Ficou em terceiro colocado nesta Premier League, mas passou a sensação de que foi o segundo melhor time do campeonato. Essa confiança entrou no mesmo vagão de metrô dos jogadores, entre o norte e o noroeste de Londres, e foi a campo em Wembley. Desde o primeiro minuto, um time buscou a vitória enquanto o outro tentava entender o que estava acontecendo.

Acontecia um massacre do time de amarelo. Wenger repetiu a formação com Walcott como o jogador mais avançado do time, sem Giroud. Um ataque rápido e com muita movimentação. O bastante para constantemente confundir o Aston Villa. A primeira grande chance veio em cabeçada de Koscielny, muito bem defendida por Shay Given. Ramsey recolheu rebote dentro da área e, livre, chutou por cima. Richardson salvou arremate à queima-roupa de Bellarin em cima da linha.

O cronômetro caminhava para o fim do primeiro tempo, sem que o Arsenal marcasse o primeiro gol que tanto merecia. O torcedor mais pessimista poderia estar com medo de estar diante de mais uma daquelas derrotas inexplicáveis do seu time, mas essa equipe caminha para deixar esses fracassos para trás. Cruzamento da esquerda encontrou a cabeça do pequeno Sánchez entre os zagueiros. A bola foi escorada para Walcott aparecer e chutar um míssil nas redes de Given.
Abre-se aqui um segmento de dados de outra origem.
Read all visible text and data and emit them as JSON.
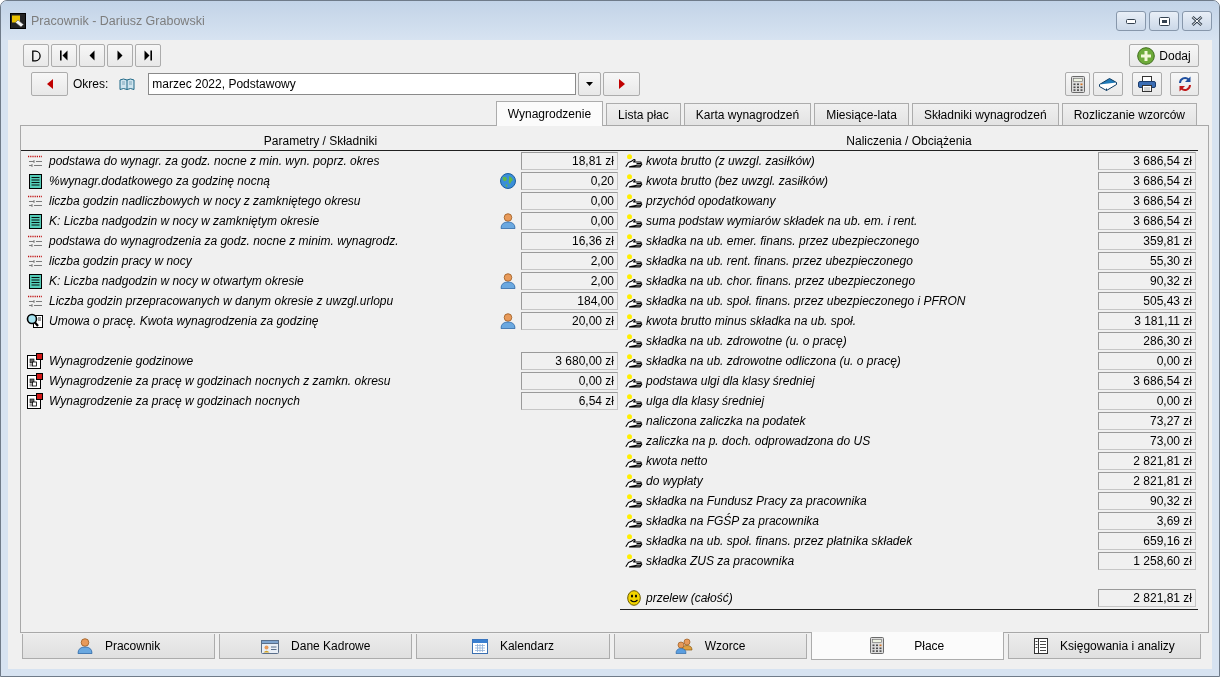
{
  "window": {
    "title": "Pracownik - Dariusz Grabowski"
  },
  "toolbar": {
    "add_button": "Dodaj"
  },
  "period": {
    "label": "Okres:",
    "value": "marzec 2022, Podstawowy"
  },
  "tabs": [
    {
      "label": "Wynagrodzenie",
      "selected": true
    },
    {
      "label": "Lista płac",
      "selected": false
    },
    {
      "label": "Karta wynagrodzeń",
      "selected": false
    },
    {
      "label": "Miesiące-lata",
      "selected": false
    },
    {
      "label": "Składniki wynagrodzeń",
      "selected": false
    },
    {
      "label": "Rozliczanie wzorców",
      "selected": false
    }
  ],
  "parameters": {
    "header": "Parametry / Składniki",
    "groups": [
      {
        "rows": [
          {
            "kind": "parameter",
            "label": "podstawa do wynagr. za godz. nocne z min. wyn. poprz. okres",
            "value": "18,81 zł"
          },
          {
            "kind": "table",
            "label": "%wynagr.dodatkowego za godzinę nocną",
            "marker": {
              "kind": "globe"
            },
            "value": "0,20"
          },
          {
            "kind": "parameter",
            "label": "liczba godzin nadliczbowych w nocy z zamkniętego okresu",
            "value": "0,00"
          },
          {
            "kind": "table",
            "label": "K: Liczba nadgodzin w nocy w zamkniętym okresie",
            "marker": {
              "kind": "person"
            },
            "value": "0,00"
          },
          {
            "kind": "parameter",
            "label": "podstawa do wynagrodzenia za godz. nocne z minim. wynagrodz.",
            "value": "16,36 zł"
          },
          {
            "kind": "parameter",
            "label": "liczba godzin pracy w nocy",
            "value": "2,00"
          },
          {
            "kind": "table",
            "label": "K: Liczba nadgodzin w nocy w otwartym okresie",
            "marker": {
              "kind": "person"
            },
            "value": "2,00"
          },
          {
            "kind": "parameter",
            "label": "Liczba godzin przepracowanych w danym okresie z uwzgl.urlopu",
            "value": "184,00"
          },
          {
            "kind": "contract",
            "label": "Umowa o pracę. Kwota wynagrodzenia za godzinę",
            "marker": {
              "kind": "person"
            },
            "value": "20,00 zł"
          }
        ]
      },
      {
        "rows": [
          {
            "kind": "component",
            "label": "Wynagrodzenie godzinowe",
            "value": "3 680,00 zł"
          },
          {
            "kind": "component",
            "label": "Wynagrodzenie za pracę w godzinach nocnych z zamkn. okresu",
            "value": "0,00 zł"
          },
          {
            "kind": "component",
            "label": "Wynagrodzenie za pracę w godzinach nocnych",
            "value": "6,54 zł"
          }
        ]
      }
    ]
  },
  "charges": {
    "header": "Naliczenia / Obciążenia",
    "groups": [
      {
        "rows": [
          {
            "kind": "charge",
            "label": "kwota brutto (z uwzgl. zasiłków)",
            "value": "3 686,54 zł"
          },
          {
            "kind": "charge",
            "label": "kwota brutto (bez uwzgl. zasiłków)",
            "value": "3 686,54 zł"
          },
          {
            "kind": "charge",
            "label": "przychód opodatkowany",
            "value": "3 686,54 zł"
          },
          {
            "kind": "charge",
            "label": "suma podstaw wymiarów składek na ub. em. i rent.",
            "value": "3 686,54 zł"
          },
          {
            "kind": "charge",
            "label": "składka na ub. emer. finans. przez ubezpieczonego",
            "value": "359,81 zł"
          },
          {
            "kind": "charge",
            "label": "składka na ub. rent. finans. przez ubezpieczonego",
            "value": "55,30 zł"
          },
          {
            "kind": "charge",
            "label": "składka na ub. chor. finans. przez ubezpieczonego",
            "value": "90,32 zł"
          },
          {
            "kind": "charge",
            "label": "składka na ub. społ. finans. przez ubezpieczonego i PFRON",
            "value": "505,43 zł"
          },
          {
            "kind": "charge",
            "label": "kwota brutto minus składka na ub. społ.",
            "value": "3 181,11 zł"
          },
          {
            "kind": "charge",
            "label": "składka na ub. zdrowotne (u. o pracę)",
            "value": "286,30 zł"
          },
          {
            "kind": "charge",
            "label": "składka na ub. zdrowotne odliczona (u. o pracę)",
            "value": "0,00 zł"
          },
          {
            "kind": "charge",
            "label": "podstawa ulgi dla klasy średniej",
            "value": "3 686,54 zł"
          },
          {
            "kind": "charge",
            "label": "ulga dla klasy średniej",
            "value": "0,00 zł"
          },
          {
            "kind": "charge",
            "label": "naliczona zaliczka na podatek",
            "value": "73,27 zł"
          },
          {
            "kind": "charge",
            "label": "zaliczka na p. doch. odprowadzona do US",
            "value": "73,00 zł"
          },
          {
            "kind": "charge",
            "label": "kwota netto",
            "value": "2 821,81 zł"
          },
          {
            "kind": "charge",
            "label": "do wypłaty",
            "value": "2 821,81 zł"
          },
          {
            "kind": "charge",
            "label": "składka na Fundusz Pracy za pracownika",
            "value": "90,32 zł"
          },
          {
            "kind": "charge",
            "label": "składka na FGŚP za pracownika",
            "value": "3,69 zł"
          },
          {
            "kind": "charge",
            "label": "składka na ub. społ. finans. przez płatnika składek",
            "value": "659,16 zł"
          },
          {
            "kind": "charge",
            "label": "składka ZUS za pracownika",
            "value": "1 258,60 zł"
          }
        ]
      },
      {
        "rows": [
          {
            "kind": "transfer",
            "label": "przelew (całość)",
            "value": "2 821,81 zł"
          }
        ]
      }
    ]
  },
  "bottom_tabs": [
    {
      "label": "Pracownik",
      "selected": false
    },
    {
      "label": "Dane Kadrowe",
      "selected": false
    },
    {
      "label": "Kalendarz",
      "selected": false
    },
    {
      "label": "Wzorce",
      "selected": false
    },
    {
      "label": "Płace",
      "selected": true
    },
    {
      "label": "Księgowania i analizy",
      "selected": false
    }
  ]
}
Com o primeiro gol, o Arsenal relaxou. O Aston Villa talvez tenha feito o mesmo, não por falta de comprometimento, mas porque não encontrava alternativas para sair do domínio do adversário. Em 45 minutos, não havia criado uma chance de perigo. Por que isso mudaria? Os ânimos de Tim Sherwood e do príncipe William, célebre torcedor do Villa, ficaram ainda mais frios aos 5 minutos da etapa final, quando Sánchez acertou um belo chute de fora da área, com tanto efieto que enganou Given. Mertesacker fez 3 a 0 de cabeça, e Giroud fechou o caixão nos acréscimos.
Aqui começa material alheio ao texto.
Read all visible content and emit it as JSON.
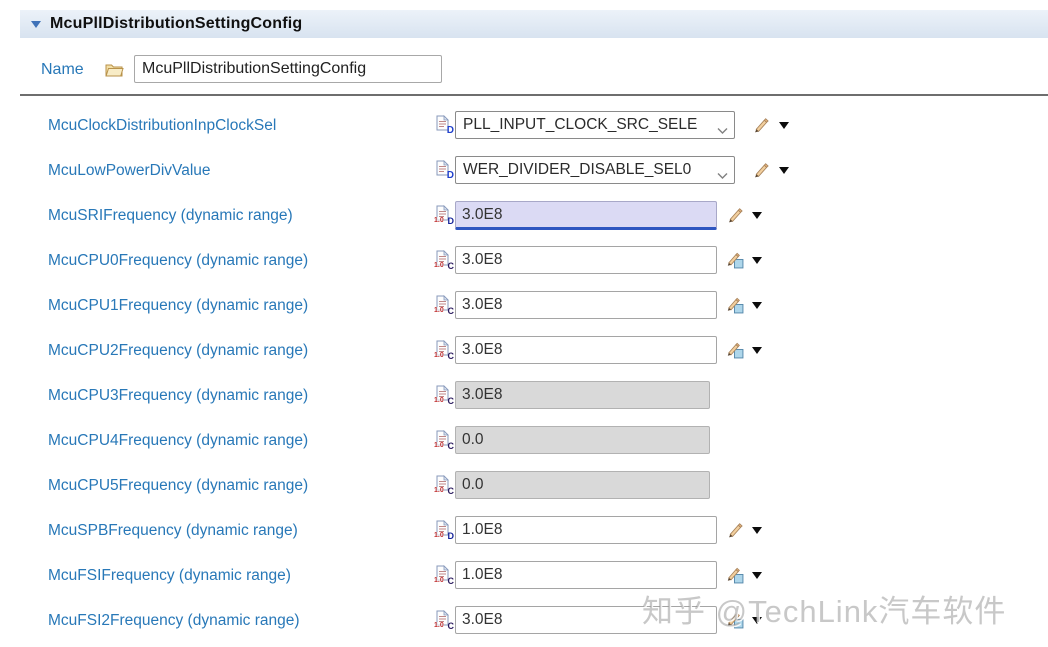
{
  "header": {
    "title": "McuPllDistributionSettingConfig"
  },
  "name_row": {
    "label": "Name",
    "value": "McuPllDistributionSettingConfig"
  },
  "watermark": "知乎 @TechLink汽车软件",
  "colors": {
    "label_blue": "#2878b8",
    "selected_field_bg": "#dbdaf4",
    "selected_underline": "#2e56c0",
    "disabled_bg": "#d9d9d9",
    "header_bg": "#dce6f1"
  },
  "rows": [
    {
      "label": "McuClockDistributionInpClockSel",
      "icon": "enum-d",
      "control": "combo",
      "value": "PLL_INPUT_CLOCK_SRC_SELE",
      "state": "normal",
      "pencil": "plain"
    },
    {
      "label": "McuLowPowerDivValue",
      "icon": "enum-d",
      "control": "combo",
      "value": "WER_DIVIDER_DISABLE_SEL0",
      "state": "normal",
      "pencil": "plain"
    },
    {
      "label": "McuSRIFrequency (dynamic range)",
      "icon": "float-d",
      "control": "text",
      "value": "3.0E8",
      "state": "selected",
      "pencil": "plain"
    },
    {
      "label": "McuCPU0Frequency (dynamic range)",
      "icon": "float-c",
      "control": "text",
      "value": "3.0E8",
      "state": "normal",
      "pencil": "calc"
    },
    {
      "label": "McuCPU1Frequency (dynamic range)",
      "icon": "float-c",
      "control": "text",
      "value": "3.0E8",
      "state": "normal",
      "pencil": "calc"
    },
    {
      "label": "McuCPU2Frequency (dynamic range)",
      "icon": "float-c",
      "control": "text",
      "value": "3.0E8",
      "state": "normal",
      "pencil": "calc"
    },
    {
      "label": "McuCPU3Frequency (dynamic range)",
      "icon": "float-c",
      "control": "text",
      "value": "3.0E8",
      "state": "disabled",
      "pencil": "none"
    },
    {
      "label": "McuCPU4Frequency (dynamic range)",
      "icon": "float-c",
      "control": "text",
      "value": "0.0",
      "state": "disabled",
      "pencil": "none"
    },
    {
      "label": "McuCPU5Frequency (dynamic range)",
      "icon": "float-c",
      "control": "text",
      "value": "0.0",
      "state": "disabled",
      "pencil": "none"
    },
    {
      "label": "McuSPBFrequency (dynamic range)",
      "icon": "float-d",
      "control": "text",
      "value": "1.0E8",
      "state": "normal",
      "pencil": "plain"
    },
    {
      "label": "McuFSIFrequency (dynamic range)",
      "icon": "float-c",
      "control": "text",
      "value": "1.0E8",
      "state": "normal",
      "pencil": "calc"
    },
    {
      "label": "McuFSI2Frequency (dynamic range)",
      "icon": "float-c",
      "control": "text",
      "value": "3.0E8",
      "state": "normal",
      "pencil": "calc"
    }
  ]
}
O que um título não faz. Em outros tempos, seria uma partida mais difícil para o Arsenal, com a pressão de ter que ser campeão a qualquer custo. Mas desta vez, jogou com calma, método e precisão para superar a defesa do adversário. Conseguiu sem nenhum problema. Parece uma base muito boa para voltar a brigar pelo título inglês e por fases mais agudas da Champions League, com duas ou três boas contratações. Porque a partir da próxima temporada, talvez a FA Cup não satisfaça mais o insaciável torcedor gooner.